Run before puma starts in the deployment configuration:

startCommand: >
  bundle exec rake db:migrate &&
  bundle exec rake db:check_tables &&
  bundle exec puma -C config/puma.rb

If even one table is missing, the server does not start at all. Better than receiving traffic in an incomplete state.


Lessons Learned

schema.rb Is “Current State,” Migrations Are “Process”

  • schema.rb: A snapshot of the current local DB state
  • db/migrate/: Step-by-step instructions to reach the current state from an empty DB

If these two are not synchronized, ghost bugs appear that work fine locally/in tests but break only in production.

Passing Tests Does Not Guarantee Safety

Rails’ test DB setup (maintain_test_schema!) operates based on schema.rb. It does not verify whether migration files exist.
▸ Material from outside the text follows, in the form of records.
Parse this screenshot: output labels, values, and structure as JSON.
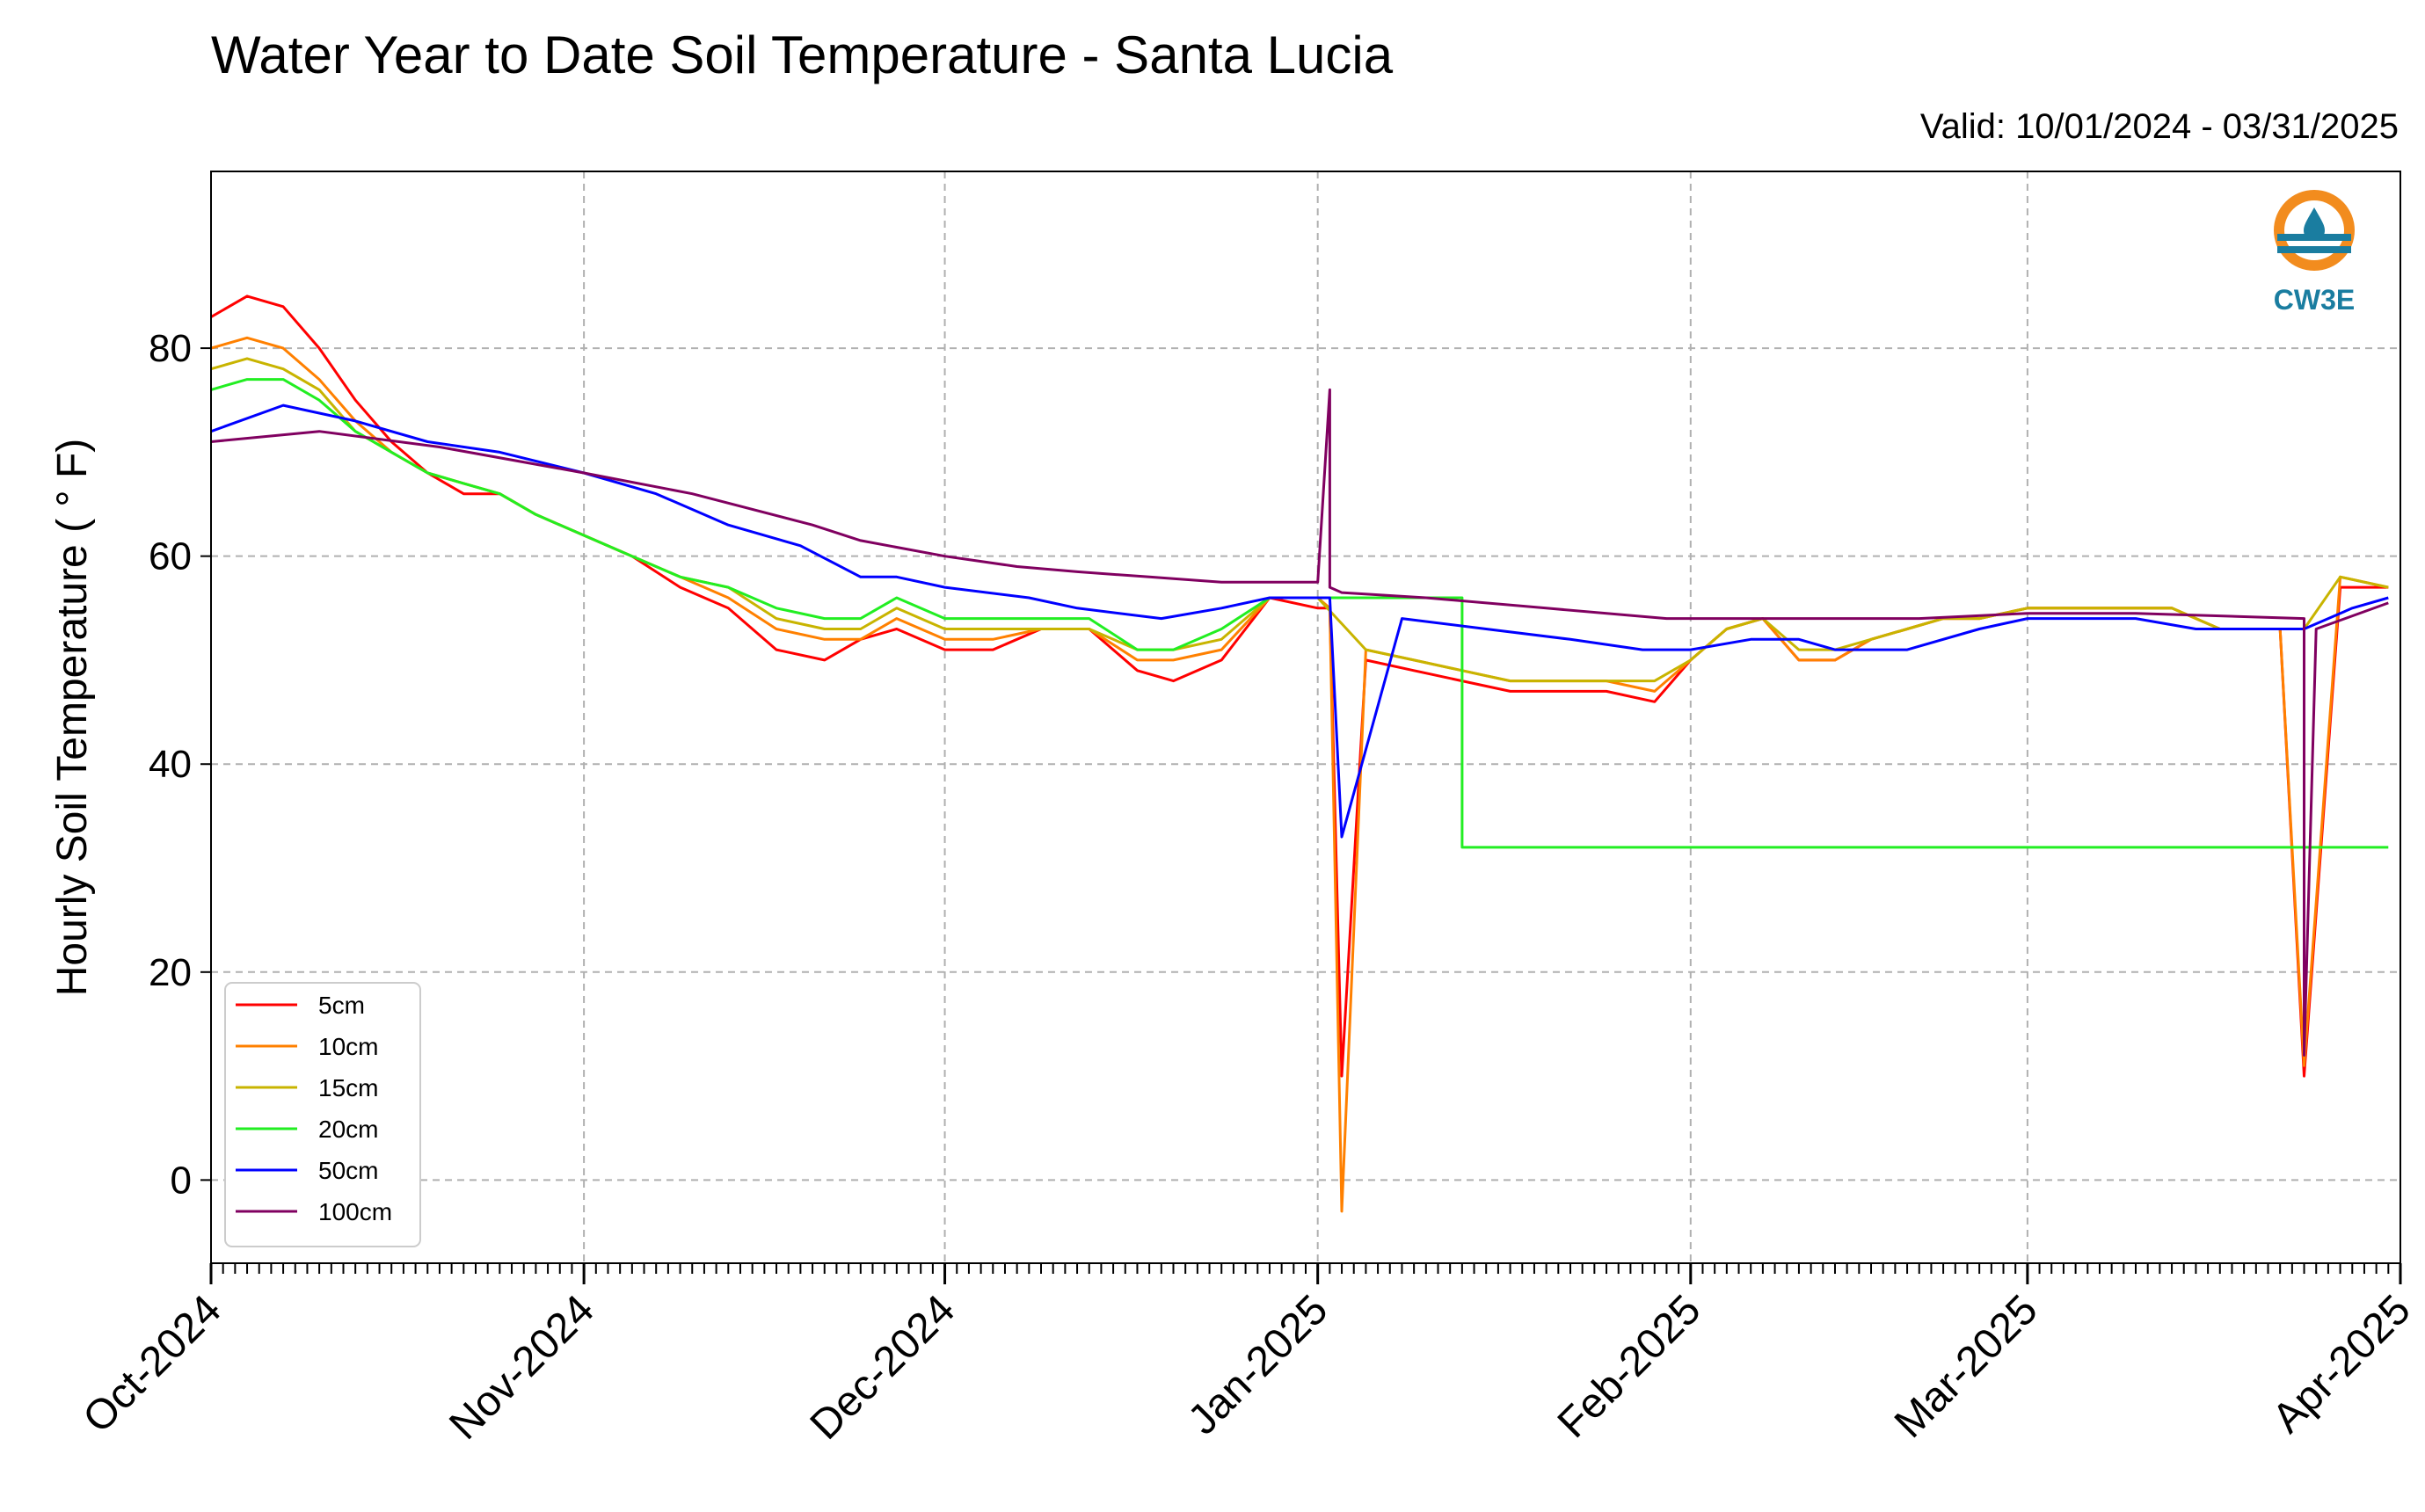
{
  "title": "Water Year to Date Soil Temperature - Santa Lucia",
  "valid": "Valid: 10/01/2024 - 03/31/2025",
  "logo_text": "CW3E",
  "chart_data": {
    "type": "line",
    "title": "Water Year to Date Soil Temperature - Santa Lucia",
    "ylabel": "Hourly Soil Temperature ( ° F)",
    "xlabel": "",
    "xlim": [
      "2024-10-01",
      "2025-04-01"
    ],
    "ylim": [
      -8,
      97
    ],
    "yticks": [
      0,
      20,
      40,
      60,
      80
    ],
    "xtick_labels": [
      "Oct-2024",
      "Nov-2024",
      "Dec-2024",
      "Jan-2025",
      "Feb-2025",
      "Mar-2025",
      "Apr-2025"
    ],
    "xtick_dates": [
      "2024-10-01",
      "2024-11-01",
      "2024-12-01",
      "2025-01-01",
      "2025-02-01",
      "2025-03-01",
      "2025-04-01"
    ],
    "grid": true,
    "legend_position": "lower-left",
    "series": [
      {
        "name": "5cm",
        "color": "#ff0000",
        "dates": [
          "2024-10-01",
          "2024-10-04",
          "2024-10-07",
          "2024-10-10",
          "2024-10-13",
          "2024-10-16",
          "2024-10-19",
          "2024-10-22",
          "2024-10-25",
          "2024-10-28",
          "2024-11-01",
          "2024-11-05",
          "2024-11-09",
          "2024-11-13",
          "2024-11-17",
          "2024-11-21",
          "2024-11-24",
          "2024-11-27",
          "2024-12-01",
          "2024-12-05",
          "2024-12-09",
          "2024-12-13",
          "2024-12-17",
          "2024-12-20",
          "2024-12-24",
          "2024-12-28",
          "2025-01-01",
          "2025-01-02",
          "2025-01-03",
          "2025-01-05",
          "2025-01-09",
          "2025-01-13",
          "2025-01-17",
          "2025-01-21",
          "2025-01-25",
          "2025-01-29",
          "2025-02-01",
          "2025-02-04",
          "2025-02-07",
          "2025-02-10",
          "2025-02-13",
          "2025-02-16",
          "2025-02-19",
          "2025-02-22",
          "2025-02-25",
          "2025-03-01",
          "2025-03-05",
          "2025-03-09",
          "2025-03-13",
          "2025-03-17",
          "2025-03-20",
          "2025-03-22",
          "2025-03-24",
          "2025-03-27",
          "2025-03-31"
        ],
        "values": [
          83,
          85,
          84,
          80,
          75,
          71,
          68,
          66,
          66,
          64,
          62,
          60,
          57,
          55,
          51,
          50,
          52,
          53,
          51,
          51,
          53,
          53,
          49,
          48,
          50,
          56,
          55,
          55,
          10,
          50,
          49,
          48,
          47,
          47,
          47,
          46,
          50,
          53,
          54,
          50,
          50,
          52,
          53,
          54,
          54,
          55,
          55,
          55,
          55,
          53,
          53,
          53,
          10,
          57,
          57
        ]
      },
      {
        "name": "10cm",
        "color": "#ff8000",
        "dates": [
          "2024-10-01",
          "2024-10-04",
          "2024-10-07",
          "2024-10-10",
          "2024-10-13",
          "2024-10-16",
          "2024-10-19",
          "2024-10-22",
          "2024-10-25",
          "2024-10-28",
          "2024-11-01",
          "2024-11-05",
          "2024-11-09",
          "2024-11-13",
          "2024-11-17",
          "2024-11-21",
          "2024-11-24",
          "2024-11-27",
          "2024-12-01",
          "2024-12-05",
          "2024-12-09",
          "2024-12-13",
          "2024-12-17",
          "2024-12-20",
          "2024-12-24",
          "2024-12-28",
          "2025-01-01",
          "2025-01-02",
          "2025-01-03",
          "2025-01-05",
          "2025-01-09",
          "2025-01-13",
          "2025-01-17",
          "2025-01-21",
          "2025-01-25",
          "2025-01-29",
          "2025-02-01",
          "2025-02-04",
          "2025-02-07",
          "2025-02-10",
          "2025-02-13",
          "2025-02-16",
          "2025-02-19",
          "2025-02-22",
          "2025-02-25",
          "2025-03-01",
          "2025-03-05",
          "2025-03-09",
          "2025-03-13",
          "2025-03-17",
          "2025-03-20",
          "2025-03-22",
          "2025-03-24",
          "2025-03-27",
          "2025-03-31"
        ],
        "values": [
          80,
          81,
          80,
          77,
          73,
          70,
          68,
          67,
          66,
          64,
          62,
          60,
          58,
          56,
          53,
          52,
          52,
          54,
          52,
          52,
          53,
          53,
          50,
          50,
          51,
          56,
          56,
          55,
          -3,
          51,
          50,
          49,
          48,
          48,
          48,
          47,
          50,
          53,
          54,
          50,
          50,
          52,
          53,
          54,
          54,
          55,
          55,
          55,
          55,
          53,
          53,
          53,
          11,
          58,
          57
        ]
      },
      {
        "name": "15cm",
        "color": "#c8b400",
        "dates": [
          "2024-10-01",
          "2024-10-04",
          "2024-10-07",
          "2024-10-10",
          "2024-10-13",
          "2024-10-16",
          "2024-10-19",
          "2024-10-22",
          "2024-10-25",
          "2024-10-28",
          "2024-11-01",
          "2024-11-05",
          "2024-11-09",
          "2024-11-13",
          "2024-11-17",
          "2024-11-21",
          "2024-11-24",
          "2024-11-27",
          "2024-12-01",
          "2024-12-05",
          "2024-12-09",
          "2024-12-13",
          "2024-12-17",
          "2024-12-20",
          "2024-12-24",
          "2024-12-28",
          "2025-01-01",
          "2025-01-05",
          "2025-01-09",
          "2025-01-13",
          "2025-01-17",
          "2025-01-21",
          "2025-01-25",
          "2025-01-29",
          "2025-02-01",
          "2025-02-04",
          "2025-02-07",
          "2025-02-10",
          "2025-02-13",
          "2025-02-16",
          "2025-02-19",
          "2025-02-22",
          "2025-02-25",
          "2025-03-01",
          "2025-03-05",
          "2025-03-09",
          "2025-03-13",
          "2025-03-17",
          "2025-03-20",
          "2025-03-24",
          "2025-03-27",
          "2025-03-31"
        ],
        "values": [
          78,
          79,
          78,
          76,
          72,
          70,
          68,
          67,
          66,
          64,
          62,
          60,
          58,
          57,
          54,
          53,
          53,
          55,
          53,
          53,
          53,
          53,
          51,
          51,
          52,
          56,
          56,
          51,
          50,
          49,
          48,
          48,
          48,
          48,
          50,
          53,
          54,
          51,
          51,
          52,
          53,
          54,
          54,
          55,
          55,
          55,
          55,
          53,
          53,
          53,
          58,
          57
        ]
      },
      {
        "name": "20cm",
        "color": "#22ee22",
        "dates": [
          "2024-10-01",
          "2024-10-04",
          "2024-10-07",
          "2024-10-10",
          "2024-10-13",
          "2024-10-16",
          "2024-10-19",
          "2024-10-22",
          "2024-10-25",
          "2024-10-28",
          "2024-11-01",
          "2024-11-05",
          "2024-11-09",
          "2024-11-13",
          "2024-11-17",
          "2024-11-21",
          "2024-11-24",
          "2024-11-27",
          "2024-12-01",
          "2024-12-05",
          "2024-12-09",
          "2024-12-13",
          "2024-12-17",
          "2024-12-20",
          "2024-12-24",
          "2024-12-28",
          "2025-01-13",
          "2025-01-13",
          "2025-03-31"
        ],
        "values": [
          76,
          77,
          77,
          75,
          72,
          70,
          68,
          67,
          66,
          64,
          62,
          60,
          58,
          57,
          55,
          54,
          54,
          56,
          54,
          54,
          54,
          54,
          51,
          51,
          53,
          56,
          56,
          32,
          32
        ]
      },
      {
        "name": "50cm",
        "color": "#0000ff",
        "dates": [
          "2024-10-01",
          "2024-10-07",
          "2024-10-13",
          "2024-10-19",
          "2024-10-25",
          "2024-11-01",
          "2024-11-07",
          "2024-11-13",
          "2024-11-19",
          "2024-11-24",
          "2024-11-27",
          "2024-12-01",
          "2024-12-08",
          "2024-12-12",
          "2024-12-19",
          "2024-12-24",
          "2024-12-28",
          "2025-01-01",
          "2025-01-02",
          "2025-01-03",
          "2025-01-08",
          "2025-01-15",
          "2025-01-22",
          "2025-01-28",
          "2025-02-01",
          "2025-02-06",
          "2025-02-10",
          "2025-02-13",
          "2025-02-19",
          "2025-02-25",
          "2025-03-01",
          "2025-03-10",
          "2025-03-15",
          "2025-03-21",
          "2025-03-24",
          "2025-03-28",
          "2025-03-31"
        ],
        "values": [
          72,
          74.5,
          73,
          71,
          70,
          68,
          66,
          63,
          61,
          58,
          58,
          57,
          56,
          55,
          54,
          55,
          56,
          56,
          56,
          33,
          54,
          53,
          52,
          51,
          51,
          52,
          52,
          51,
          51,
          53,
          54,
          54,
          53,
          53,
          53,
          55,
          56
        ]
      },
      {
        "name": "100cm",
        "color": "#800060",
        "dates": [
          "2024-10-01",
          "2024-10-10",
          "2024-10-20",
          "2024-11-01",
          "2024-11-10",
          "2024-11-20",
          "2024-11-24",
          "2024-12-01",
          "2024-12-07",
          "2024-12-12",
          "2024-12-18",
          "2024-12-24",
          "2025-01-01",
          "2025-01-02",
          "2025-01-02",
          "2025-01-03",
          "2025-01-10",
          "2025-01-20",
          "2025-01-30",
          "2025-02-10",
          "2025-02-20",
          "2025-03-01",
          "2025-03-10",
          "2025-03-24",
          "2025-03-24",
          "2025-03-25",
          "2025-03-31"
        ],
        "values": [
          71,
          72,
          70.5,
          68,
          66,
          63,
          61.5,
          60,
          59,
          58.5,
          58,
          57.5,
          57.5,
          76,
          57,
          56.5,
          56,
          55,
          54,
          54,
          54,
          54.5,
          54.5,
          54,
          12,
          53,
          55.5
        ]
      }
    ]
  }
}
You must always be aware that “the DB creation paths for test and production environments are different.”

Defense in Depth

Defense LayerTimingRole
CI migration verificationPR/PushDetect schema.rb <-> migration mismatch
Pre-start verificationDeploymentBlock startup if tables are missing
Smoke testPost-deploymentVerify actual API behavior

Even if one layer is breached, another layer catches it.


Local Verification Method

Creating a full consistency verification rake task is also convenient:

bundle exec rails db:verify_schema_consistency RAILS_ENV=test

Creates a temporary DB, builds the schema using only migrations, and compares against schema.rb at the table/column/FK level. Works the same in CI and locally.

=== Migration <-> schema.rb Consistency Verification ===
1. Create temporary database
2. Run all migrations
3. Compare schemas
Migration and schema.rb are fully consistent.